To me, your photos have a very urban feel to them, and in general for an urban flair they're good.  I think you're off to a great start.  For a portfolio I think you would do well to include some more "elegant" shots - dress your subjects up more for portraits than urban, and find some areas in parks with flowers, trees, or shrubs as backgrounds; or take a make-shift background on location with you.  Learn and work on using the natural light around you mixed with a speedlight (or two).  Learning to place, use & blend flash lighting with ambient (natural) lighting to create different moods in your photos is going to be huge for you.

This would go a long ways to showing you have versatility & creativity - that you can think out of the box, create photos,  and tell a story with them, not simply just click a shutter button.


----------



## vintagesnaps

I'd keep working on composition etc. I don't see why you can't keep shooting outdoors and keep an eye out for some studio opportunity in the future. 

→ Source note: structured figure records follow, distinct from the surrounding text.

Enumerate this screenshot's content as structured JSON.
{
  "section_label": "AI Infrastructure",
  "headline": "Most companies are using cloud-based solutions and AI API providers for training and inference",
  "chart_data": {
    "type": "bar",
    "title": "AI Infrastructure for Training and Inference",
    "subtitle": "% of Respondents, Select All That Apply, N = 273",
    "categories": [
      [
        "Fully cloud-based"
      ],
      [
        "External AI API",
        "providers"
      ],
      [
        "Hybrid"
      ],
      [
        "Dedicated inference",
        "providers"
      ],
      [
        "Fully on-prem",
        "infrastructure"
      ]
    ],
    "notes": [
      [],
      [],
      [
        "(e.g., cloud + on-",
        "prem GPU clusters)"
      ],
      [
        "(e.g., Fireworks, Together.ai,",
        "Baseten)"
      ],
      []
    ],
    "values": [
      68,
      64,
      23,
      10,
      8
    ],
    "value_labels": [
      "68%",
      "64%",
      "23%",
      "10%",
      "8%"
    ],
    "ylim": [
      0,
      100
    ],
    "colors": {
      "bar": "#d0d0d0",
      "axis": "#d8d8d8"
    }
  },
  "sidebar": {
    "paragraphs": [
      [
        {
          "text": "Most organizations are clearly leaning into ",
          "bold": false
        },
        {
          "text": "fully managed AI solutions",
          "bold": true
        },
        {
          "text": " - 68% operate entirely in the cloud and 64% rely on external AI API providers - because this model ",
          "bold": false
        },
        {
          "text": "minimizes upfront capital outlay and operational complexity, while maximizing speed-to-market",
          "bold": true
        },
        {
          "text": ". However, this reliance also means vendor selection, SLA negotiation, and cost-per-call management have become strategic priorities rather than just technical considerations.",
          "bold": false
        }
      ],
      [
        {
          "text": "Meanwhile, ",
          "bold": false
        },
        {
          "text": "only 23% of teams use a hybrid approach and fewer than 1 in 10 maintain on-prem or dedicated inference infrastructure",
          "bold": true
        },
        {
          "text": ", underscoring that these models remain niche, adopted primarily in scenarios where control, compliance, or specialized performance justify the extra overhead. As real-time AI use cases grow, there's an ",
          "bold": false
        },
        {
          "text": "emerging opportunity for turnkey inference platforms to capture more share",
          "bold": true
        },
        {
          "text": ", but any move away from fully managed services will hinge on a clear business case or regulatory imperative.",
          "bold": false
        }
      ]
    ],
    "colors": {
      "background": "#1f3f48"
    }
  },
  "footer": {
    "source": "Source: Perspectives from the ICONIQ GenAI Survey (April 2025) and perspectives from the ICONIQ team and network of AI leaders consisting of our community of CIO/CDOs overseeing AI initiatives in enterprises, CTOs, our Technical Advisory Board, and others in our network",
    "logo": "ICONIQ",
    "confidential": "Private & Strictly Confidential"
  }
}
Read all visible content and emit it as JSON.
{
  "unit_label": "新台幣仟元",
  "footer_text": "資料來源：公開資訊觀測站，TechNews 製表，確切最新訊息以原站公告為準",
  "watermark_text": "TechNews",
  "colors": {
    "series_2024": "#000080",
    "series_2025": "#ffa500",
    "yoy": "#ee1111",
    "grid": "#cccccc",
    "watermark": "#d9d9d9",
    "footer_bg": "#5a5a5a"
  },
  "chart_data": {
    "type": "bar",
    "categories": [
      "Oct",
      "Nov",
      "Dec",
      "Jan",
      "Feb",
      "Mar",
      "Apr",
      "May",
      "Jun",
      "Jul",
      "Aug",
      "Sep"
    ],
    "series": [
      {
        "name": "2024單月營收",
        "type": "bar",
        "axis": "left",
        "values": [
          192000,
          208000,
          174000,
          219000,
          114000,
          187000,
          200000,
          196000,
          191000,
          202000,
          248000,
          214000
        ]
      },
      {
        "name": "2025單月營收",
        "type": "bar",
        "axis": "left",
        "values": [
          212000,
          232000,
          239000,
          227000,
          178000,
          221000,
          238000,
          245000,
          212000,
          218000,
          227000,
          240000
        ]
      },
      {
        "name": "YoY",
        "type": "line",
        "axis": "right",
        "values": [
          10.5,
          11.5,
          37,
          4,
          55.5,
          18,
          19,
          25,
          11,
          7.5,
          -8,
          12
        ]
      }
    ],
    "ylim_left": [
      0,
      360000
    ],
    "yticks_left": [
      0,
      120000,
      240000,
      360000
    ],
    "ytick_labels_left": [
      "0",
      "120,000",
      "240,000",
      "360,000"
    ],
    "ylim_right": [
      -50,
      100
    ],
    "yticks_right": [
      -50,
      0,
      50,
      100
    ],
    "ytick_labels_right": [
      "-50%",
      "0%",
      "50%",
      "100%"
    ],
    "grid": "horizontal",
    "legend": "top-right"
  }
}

I like the rooftop idea, I'd think about vantage point and notice backgrounds, take a step or two and think about how that changes the perspective. I like the last one of that set, although I can't decide if I like the subject leaning against the pole or not. But that's a great place to get more than one photo by making sometimes a slight difference in vantage point. Try playing around with it some if you have a subject who's willing for you to take some time to try out different vantage points, etc. 

I'd work on noticing details too, in the one portrait I'd either have the hair a little spiky or comb it down, but it looks unintentional to have a few flyaway hairs sticking up. With the first one of the young woman, I'd think about where to place her in relation to the cars; they aren't that interesting and just seem to be visually distracting. I'd think more interesting doorway and brick, less cars, and maybe flip the camera to frame it vertically. Even if the background's out of focus, there can be blobs of shape and color there that need to be considered in the composition. 

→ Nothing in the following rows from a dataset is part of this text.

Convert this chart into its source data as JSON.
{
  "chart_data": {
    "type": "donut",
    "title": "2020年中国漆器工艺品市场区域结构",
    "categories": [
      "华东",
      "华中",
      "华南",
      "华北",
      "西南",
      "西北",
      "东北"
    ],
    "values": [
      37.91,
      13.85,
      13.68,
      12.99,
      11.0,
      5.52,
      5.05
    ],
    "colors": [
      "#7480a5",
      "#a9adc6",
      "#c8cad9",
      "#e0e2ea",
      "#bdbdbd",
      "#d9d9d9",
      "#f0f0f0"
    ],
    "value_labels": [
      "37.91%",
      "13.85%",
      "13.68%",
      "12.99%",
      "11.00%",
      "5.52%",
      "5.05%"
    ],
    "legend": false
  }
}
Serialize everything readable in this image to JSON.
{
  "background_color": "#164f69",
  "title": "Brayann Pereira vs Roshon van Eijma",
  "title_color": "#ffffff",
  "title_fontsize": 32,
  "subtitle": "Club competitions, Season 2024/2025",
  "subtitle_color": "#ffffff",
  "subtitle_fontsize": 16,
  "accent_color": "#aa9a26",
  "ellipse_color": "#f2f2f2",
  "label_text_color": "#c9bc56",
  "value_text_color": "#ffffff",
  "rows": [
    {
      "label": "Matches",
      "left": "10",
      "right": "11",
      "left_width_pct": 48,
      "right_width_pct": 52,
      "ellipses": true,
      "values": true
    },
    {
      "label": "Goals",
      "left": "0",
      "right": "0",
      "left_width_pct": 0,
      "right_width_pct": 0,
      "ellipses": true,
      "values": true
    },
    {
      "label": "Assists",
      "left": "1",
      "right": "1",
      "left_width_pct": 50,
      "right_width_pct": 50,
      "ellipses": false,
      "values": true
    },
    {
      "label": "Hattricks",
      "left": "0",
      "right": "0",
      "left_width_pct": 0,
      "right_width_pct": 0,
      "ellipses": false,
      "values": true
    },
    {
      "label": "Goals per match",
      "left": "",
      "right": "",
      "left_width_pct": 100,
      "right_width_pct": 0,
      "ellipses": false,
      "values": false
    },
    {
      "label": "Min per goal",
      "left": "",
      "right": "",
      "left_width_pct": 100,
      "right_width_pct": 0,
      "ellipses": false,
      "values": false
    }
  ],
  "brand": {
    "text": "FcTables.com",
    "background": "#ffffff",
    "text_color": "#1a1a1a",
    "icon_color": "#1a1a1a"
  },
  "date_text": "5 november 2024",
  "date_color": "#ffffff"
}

Do you ever look at the Photo District News? They do have a student discount of half off subscriptions, although part of each issue you can see on their website. http://www.pdnonlne.com 

Are you familiar with Photoville? might be worth checking out if you can get there.

Maybe get to photography events if/when you can, I've found you never know what you might learn or who you might meet or if it could lead to an opportunity. If nothing else there may be little snacks on toothpicks.


----------